Maximum Difference (MaxDiff) Scaling

Category: Cooking Oil
Methods: MaxDiff Analysis, Analytical Consulting, Choice Modeling, Hierarchical Bayes Estimation, Claims Testing

Maximum Difference Scaling


A client was interested in presenting a cooking oil product as a key ingredient in table spreads and needed to conduct research to determine what table spread products consumers would like to see cooking oil as a key ingredient. During an online survey, respondents experienced eight shopping exercises and made purchase decisions based on the available products.

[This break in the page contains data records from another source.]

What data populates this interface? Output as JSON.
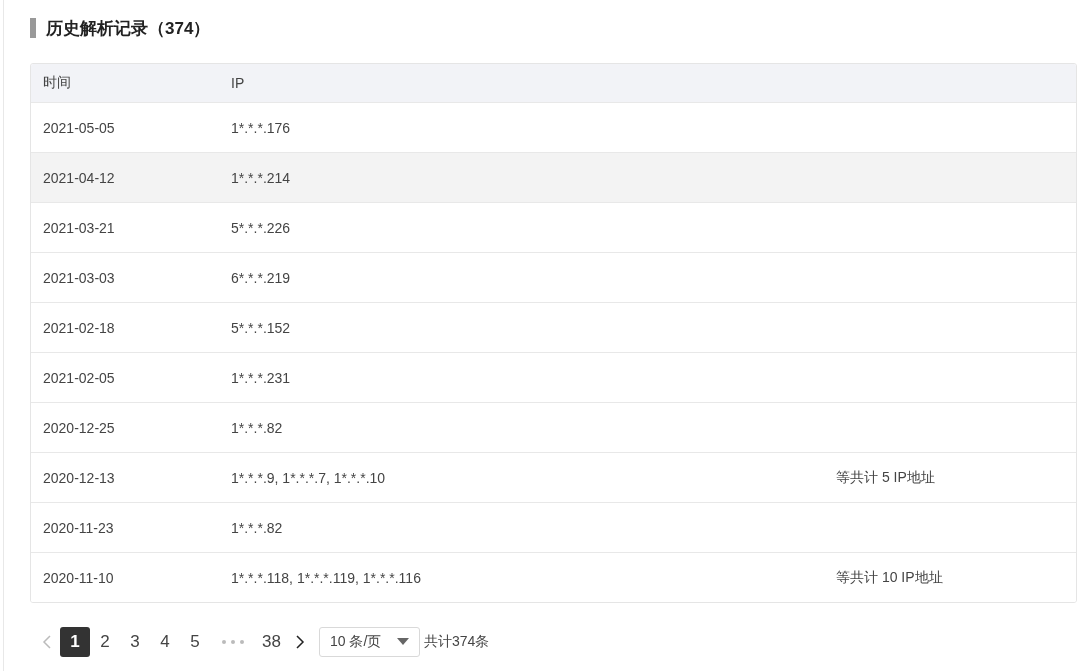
{
  "section": {
    "title": "历史解析记录（374）"
  },
  "table": {
    "columns": [
      "时间",
      "IP"
    ],
    "rows": [
      {
        "date": "2021-05-05",
        "ip": "1*.*.*.176",
        "highlighted": false
      },
      {
        "date": "2021-04-12",
        "ip": "1*.*.*.214",
        "highlighted": true
      },
      {
        "date": "2021-03-21",
        "ip": "5*.*.*.226",
        "highlighted": false
      },
      {
        "date": "2021-03-03",
        "ip": "6*.*.*.219",
        "highlighted": false
      },
      {
        "date": "2021-02-18",
        "ip": "5*.*.*.152",
        "highlighted": false
      },
      {
        "date": "2021-02-05",
        "ip": "1*.*.*.231",
        "highlighted": false
      },
      {
        "date": "2020-12-25",
        "ip": "1*.*.*.82",
        "highlighted": false
      },
      {
        "date": "2020-12-13",
        "ip": "1*.*.*.9, 1*.*.*.7, 1*.*.*.10",
        "total": "等共计 5 IP地址",
        "highlighted": false
      },
      {
        "date": "2020-11-23",
        "ip": "1*.*.*.82",
        "highlighted": false
      },
      {
        "date": "2020-11-10",
        "ip": "1*.*.*.118, 1*.*.*.119, 1*.*.*.116",
        "total": "等共计 10 IP地址",
        "highlighted": false
      }
    ]
  },
  "pagination": {
    "prev_disabled": true,
    "pages": [
      {
        "kind": "page",
        "label": "1",
        "selected": true
      },
      {
        "kind": "page",
        "label": "2",
        "selected": false
      },
      {
        "kind": "page",
        "label": "3",
        "selected": false
      },
      {
        "kind": "page",
        "label": "4",
        "selected": false
      },
      {
        "kind": "page",
        "label": "5",
        "selected": false
      },
      {
        "kind": "ellipsis"
      },
      {
        "kind": "page",
        "label": "38",
        "selected": false
      }
    ],
    "page_size": "10 条/页",
    "total": "共计374条"
  }
}
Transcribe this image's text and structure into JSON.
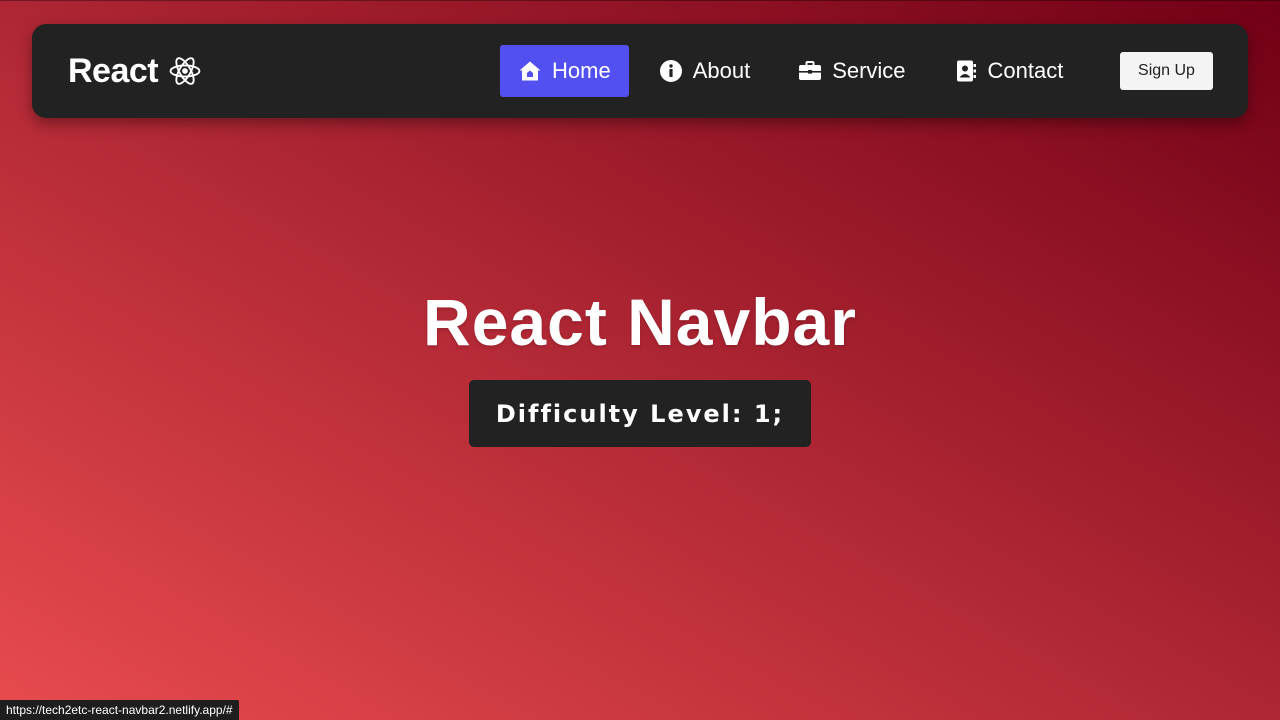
{
  "navbar": {
    "brand": {
      "text": "React",
      "icon": "react-atom-icon"
    },
    "items": [
      {
        "label": "Home",
        "icon": "home-icon",
        "active": true
      },
      {
        "label": "About",
        "icon": "info-circle-icon",
        "active": false
      },
      {
        "label": "Service",
        "icon": "briefcase-icon",
        "active": false
      },
      {
        "label": "Contact",
        "icon": "address-book-icon",
        "active": false
      }
    ],
    "signup_label": "Sign Up"
  },
  "hero": {
    "title": "React Navbar",
    "badge": "Difficulty Level: 1;"
  },
  "status_url": "https://tech2etc-react-navbar2.netlify.app/#",
  "colors": {
    "navbar_bg": "#222222",
    "active_item": "#5250f0",
    "gradient_start": "#e84b4e",
    "gradient_end": "#720016"
  }
}
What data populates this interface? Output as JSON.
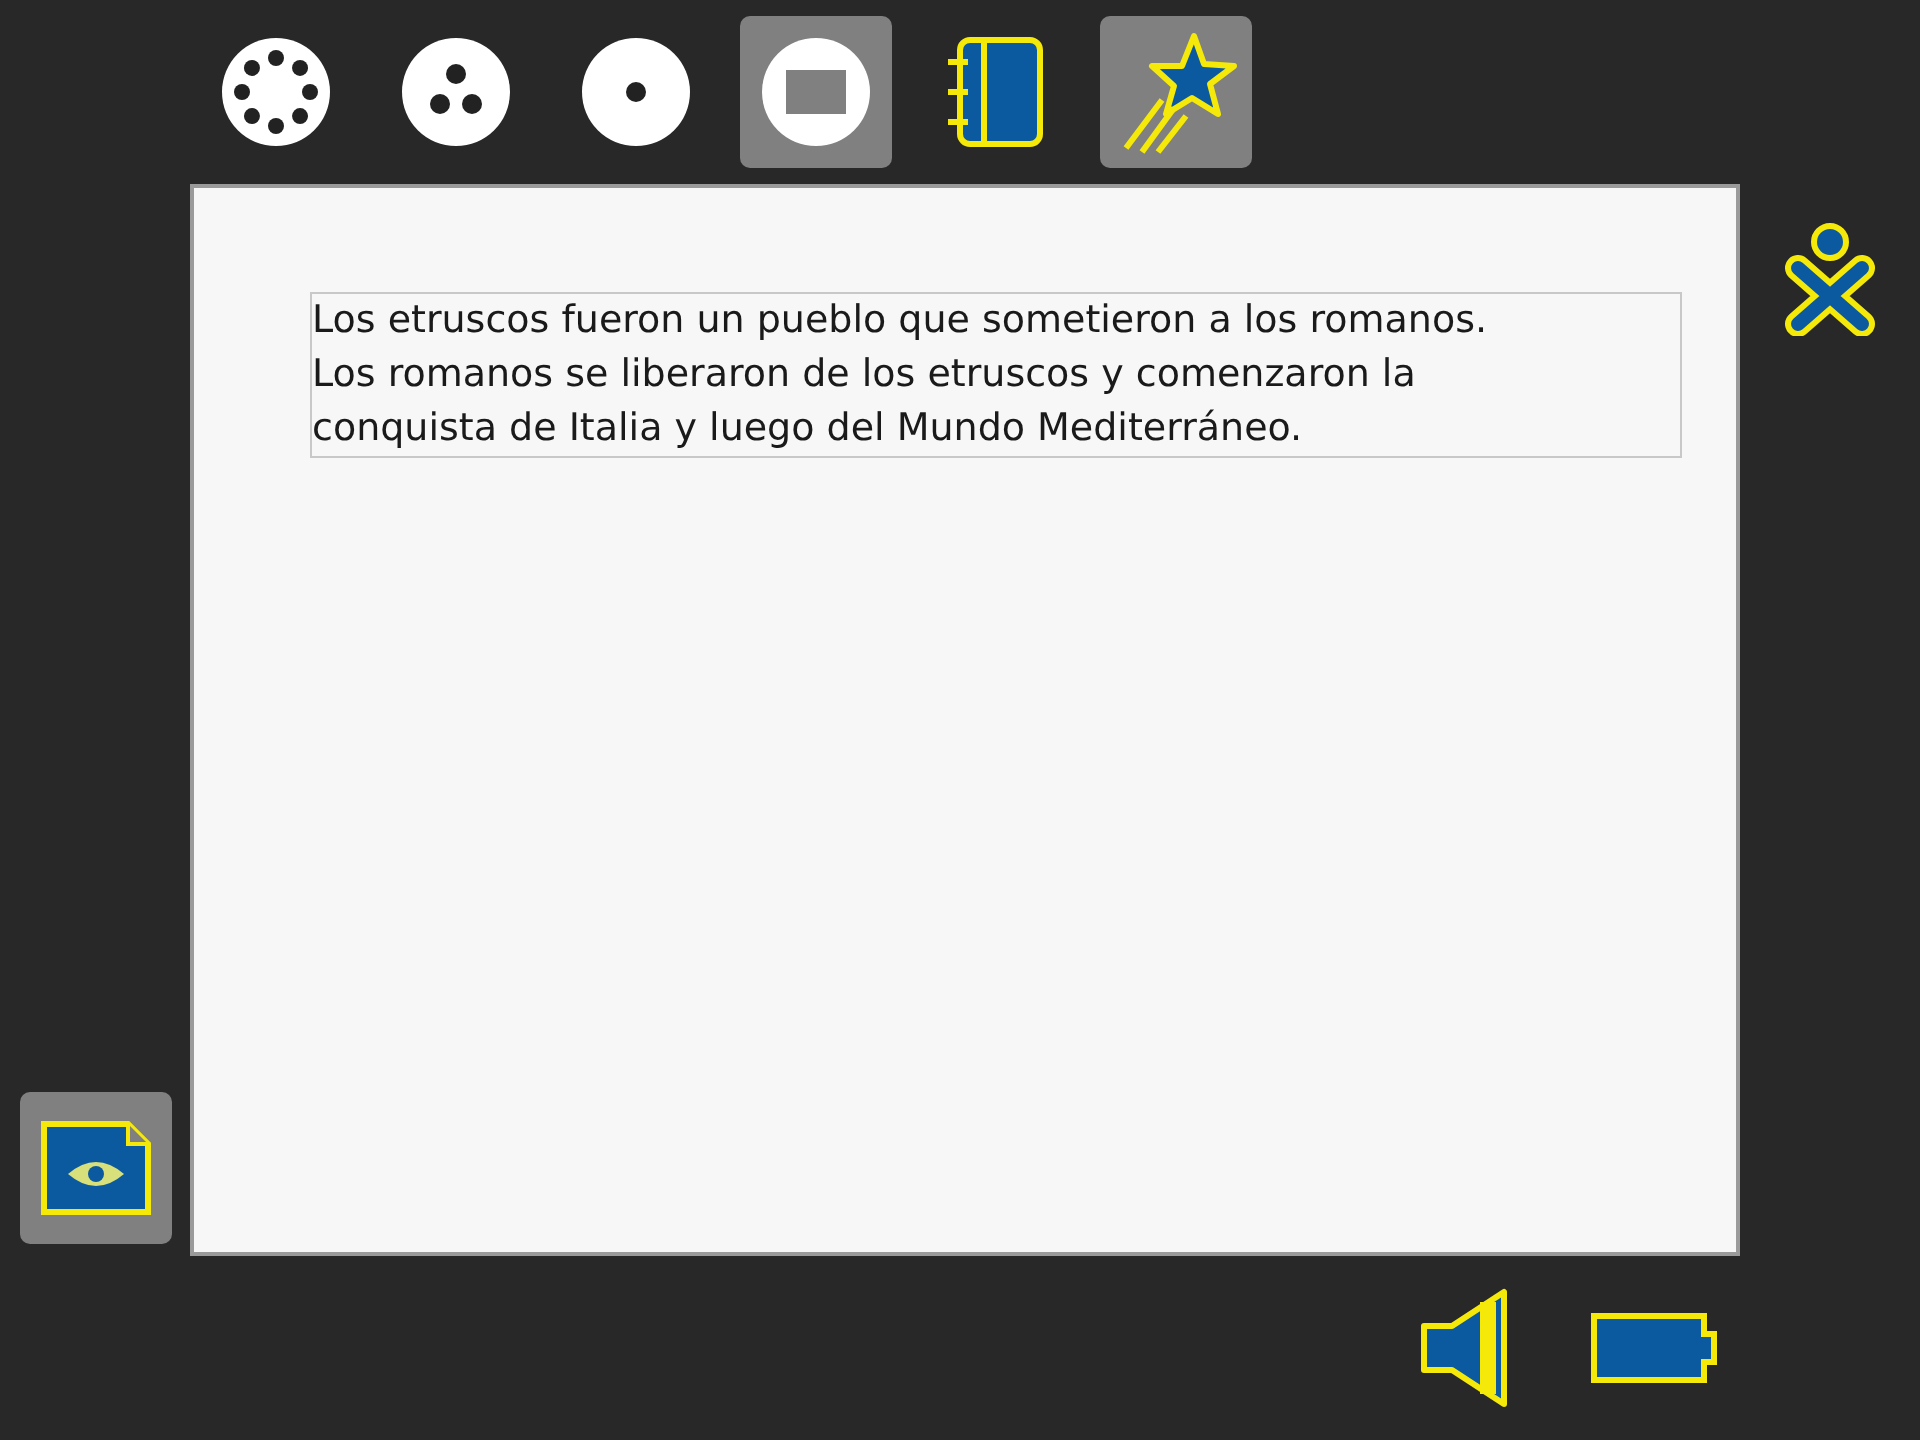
{
  "top_bar": {
    "views": [
      {
        "kind": "neighborhood",
        "selected": false
      },
      {
        "kind": "group",
        "selected": false
      },
      {
        "kind": "home",
        "selected": false
      },
      {
        "kind": "activity",
        "selected": true
      }
    ],
    "activities": [
      {
        "kind": "journal",
        "selected": false
      },
      {
        "kind": "star",
        "selected": true
      }
    ]
  },
  "document": {
    "lines": [
      "Los etruscos fueron un pueblo que sometieron a los romanos.",
      "Los romanos se liberaron de los etruscos y comenzaron la",
      "conquista de Italia y luego del Mundo Mediterráneo."
    ]
  },
  "clipboard": [
    {
      "kind": "document",
      "selected": true
    }
  ],
  "devices": [
    {
      "kind": "speaker"
    },
    {
      "kind": "battery"
    }
  ]
}
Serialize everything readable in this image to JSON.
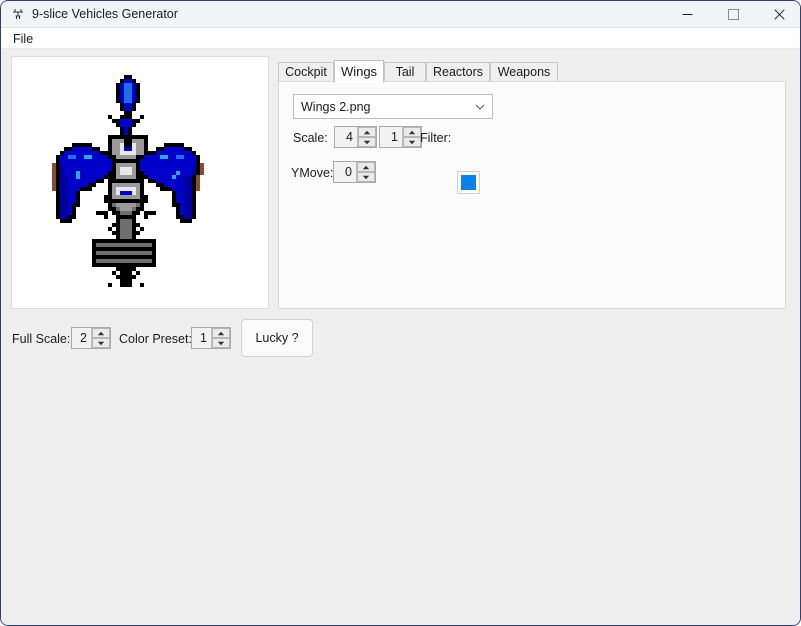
{
  "window": {
    "title": "9-slice Vehicles Generator",
    "icon": "app-icon",
    "controls": {
      "minimize": "minimize-icon",
      "maximize": "maximize-icon",
      "close": "close-icon"
    }
  },
  "menubar": {
    "items": [
      {
        "label": "File"
      }
    ]
  },
  "preview": {
    "label": "vehicle-sprite-preview",
    "sprite_description": "blue pixel-art spaceship with swept wings"
  },
  "tabs": [
    {
      "label": "Cockpit",
      "selected": false
    },
    {
      "label": "Wings",
      "selected": true
    },
    {
      "label": "Tail",
      "selected": false
    },
    {
      "label": "Reactors",
      "selected": false
    },
    {
      "label": "Weapons",
      "selected": false
    }
  ],
  "wings_panel": {
    "asset_select": {
      "value": "Wings 2.png"
    },
    "scale": {
      "label": "Scale:",
      "x_value": "4",
      "y_value": "1"
    },
    "filter": {
      "label": "Filter:",
      "color": "#0e7fe8"
    },
    "ymove": {
      "label": "YMove:",
      "value": "0"
    }
  },
  "bottom_bar": {
    "full_scale": {
      "label": "Full Scale:",
      "value": "2"
    },
    "color_preset": {
      "label": "Color Preset:",
      "value": "1"
    },
    "lucky_button": "Lucky ?"
  }
}
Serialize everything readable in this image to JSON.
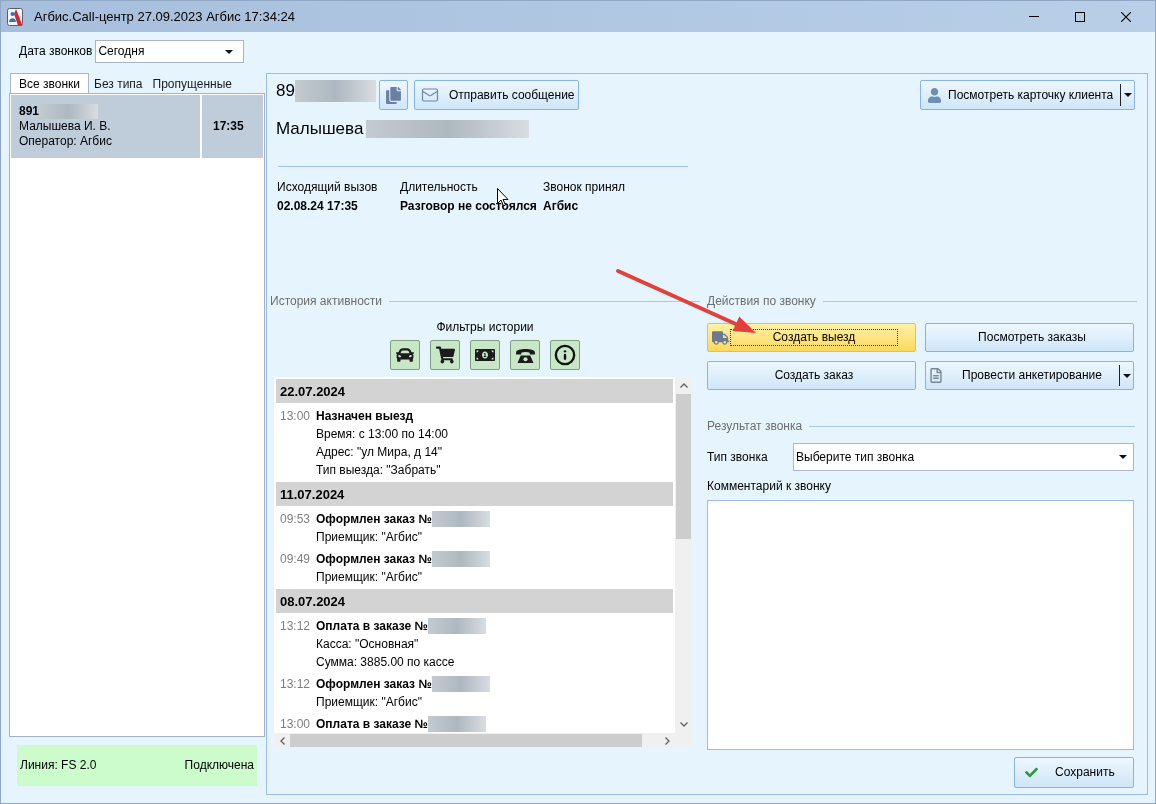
{
  "window": {
    "title": "Агбис.Call-центр 27.09.2023 Агбис 17:34:24"
  },
  "date_filter": {
    "label": "Дата звонков",
    "value": "Сегодня"
  },
  "call_tabs": [
    {
      "label": "Все звонки",
      "selected": true
    },
    {
      "label": "Без типа",
      "selected": false
    },
    {
      "label": "Пропущенные",
      "selected": false
    }
  ],
  "calls": [
    {
      "phone": "891",
      "phone_redacted": true,
      "name": "Малышева И. В.",
      "operator": "Оператор: Агбис",
      "time": "17:35",
      "selected": true
    }
  ],
  "line_status": {
    "line": "Линия: FS 2.0",
    "state": "Подключена"
  },
  "call_card": {
    "phone": "89",
    "phone_redacted": true,
    "send_message_button": "Отправить сообщение",
    "client_card_button": {
      "label": "Посмотреть карточку клиента",
      "dropdown": true
    },
    "client_name": "Малышева",
    "client_name_redacted": true,
    "details": [
      {
        "label": "Исходящий вызов",
        "value": "02.08.24 17:35"
      },
      {
        "label": "Длительность",
        "value": "Разговор не состоялся"
      },
      {
        "label": "Звонок принял",
        "value": "Агбис"
      }
    ]
  },
  "history": {
    "title": "История активности",
    "filters_title": "Фильтры истории",
    "groups": [
      {
        "date": "22.07.2024",
        "entries": [
          {
            "time": "13:00",
            "title": "Назначен выезд",
            "redacted": false,
            "details": [
              "Время: с 13:00 по 14:00",
              "Адрес: \"ул Мира, д 14\"",
              "Тип выезда: \"Забрать\""
            ]
          }
        ]
      },
      {
        "date": "11.07.2024",
        "entries": [
          {
            "time": "09:53",
            "title": "Оформлен заказ №",
            "redacted": true,
            "details": [
              "Приемщик: \"Агбис\""
            ]
          },
          {
            "time": "09:49",
            "title": "Оформлен заказ №",
            "redacted": true,
            "details": [
              "Приемщик: \"Агбис\""
            ]
          }
        ]
      },
      {
        "date": "08.07.2024",
        "entries": [
          {
            "time": "13:12",
            "title": "Оплата в заказе №",
            "redacted": true,
            "details": [
              "Касса: \"Основная\"",
              "Сумма: 3885.00 по кассе"
            ]
          },
          {
            "time": "13:12",
            "title": "Оформлен заказ №",
            "redacted": true,
            "details": [
              "Приемщик: \"Агбис\""
            ]
          },
          {
            "time": "13:00",
            "title": "Оплата в заказе №",
            "redacted": true
          }
        ]
      }
    ]
  },
  "actions": {
    "title": "Действия по звонку",
    "buttons": [
      {
        "label": "Создать выезд",
        "highlighted": true,
        "dropdown": false
      },
      {
        "label": "Посмотреть заказы",
        "highlighted": false,
        "dropdown": false
      },
      {
        "label": "Создать заказ",
        "highlighted": false,
        "dropdown": false
      },
      {
        "label": "Провести анкетирование",
        "highlighted": false,
        "dropdown": true
      }
    ]
  },
  "result": {
    "title": "Результат звонка",
    "call_type": {
      "label": "Тип звонка",
      "value": "Выберите тип звонка"
    },
    "comment": {
      "label": "Комментарий к звонку"
    }
  },
  "save_button": "Сохранить"
}
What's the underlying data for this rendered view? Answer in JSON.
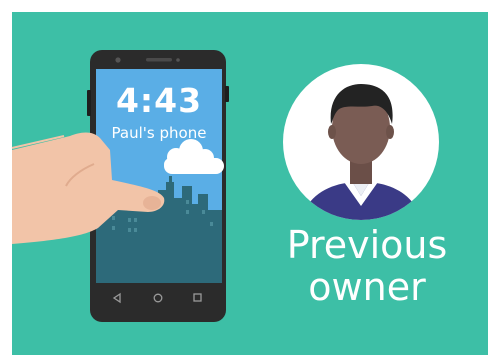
{
  "lock_screen": {
    "time": "4:43",
    "device_name": "Paul's phone"
  },
  "caption": {
    "line1": "Previous",
    "line2": "owner"
  },
  "nav_buttons": [
    "back-icon",
    "home-icon",
    "recents-icon"
  ],
  "colors": {
    "background": "#3dbfa6",
    "screen_sky": "#5aaee6",
    "city": "#2d6a7a",
    "phone_body": "#2b2b2b",
    "text": "#ffffff"
  }
}
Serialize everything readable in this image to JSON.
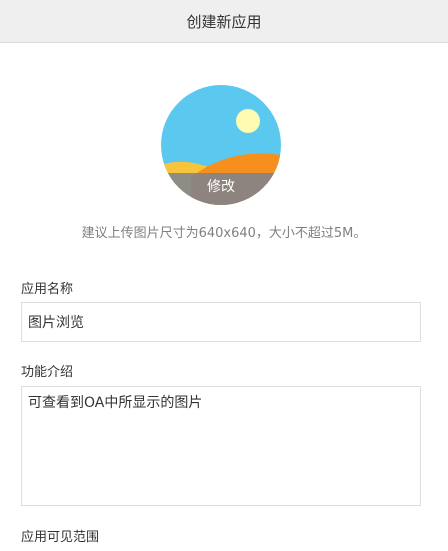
{
  "header": {
    "title": "创建新应用"
  },
  "icon": {
    "edit_label": "修改",
    "icon_name": "gallery-image-icon",
    "colors": {
      "sky": "#5bc8f0",
      "sun": "#fffbb0",
      "hill_orange": "#f5901e",
      "hill_yellow": "#f8c43c",
      "overlay": "#7b8391"
    }
  },
  "hint": {
    "text": "建议上传图片尺寸为640x640，大小不超过5M。"
  },
  "form": {
    "name_label": "应用名称",
    "name_value": "图片浏览",
    "desc_label": "功能介绍",
    "desc_value": "可查看到OA中所显示的图片",
    "visibility_label": "应用可见范围"
  }
}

The responses from the choice exercise were modeled using Hierarchical Bayes estimation. The model results were used to calculate the percentage who would purchase each table spread product given each claim tested. The research findings identified the table spread products most likely to experience an increase in sales by including the cooking oil as a key ingredient.

Strategic Issues

The cooking oil was launched overseas with great success, but had only received slow acceptance domestically. The business team wanted to be able to look at presenting this product as a key ingredient in table spreads. The client was interested in collecting some research data that would allow the team to approach various spread manufacturers to suggest that by using their oil as a key ingredient, more consumers would buy their product.

Research Objectives

The main objectives of this study were:

  • To understand how the addition of a branded ingredient affects consumer purchase interest in key brands within the spread category.
  • To be able to approach key spread manufacturers with the idea of how the addition of a strong, client-branded claim could increase consumer purchase interest in their product.

Research Design and Methods

Five claims, along with nine table spread products, were tested in the study. Surveys were conducted with 418 respondents using Decision Analyst’s proprietary American Consumer Opinion® online panel. The nationally representative sample was augmented to obtain readable bases for four health-focused consumer segments. There were 32 MaxDiff scenarios optimally divided into four blocks of eight scenarios each. Each scenario contained four table spread concepts, each described by a claim. Each respondent evaluated (in random order) all eight scenarios within their assigned block.

Half of the respondents viewed table spread products described by unbranded claims or no claim. The other half viewed products described by the client’s branded claims or no claim. For each scenario, respondents selected the table spread they would be most likely to buy for their households and the spread they would be least likely to buy. The responses from the MaxDiff exercise were modeled using Hierarchical Bayes estimation. The model results were used to calculate the percentage who would purchase each of the nine table spread products, given each claim tested.


Pairing a table spread with a claim (either branded or unbranded) in most cases increased consumers’ interest in purchasing the spread. The impact of the client’s cooking oil name on purchase interest varied by table spread. While pairing a table spread claim increased consumer’s purchase interest, the client decided that the impact on purchase interest was not significant enough to warrant taking the product to market.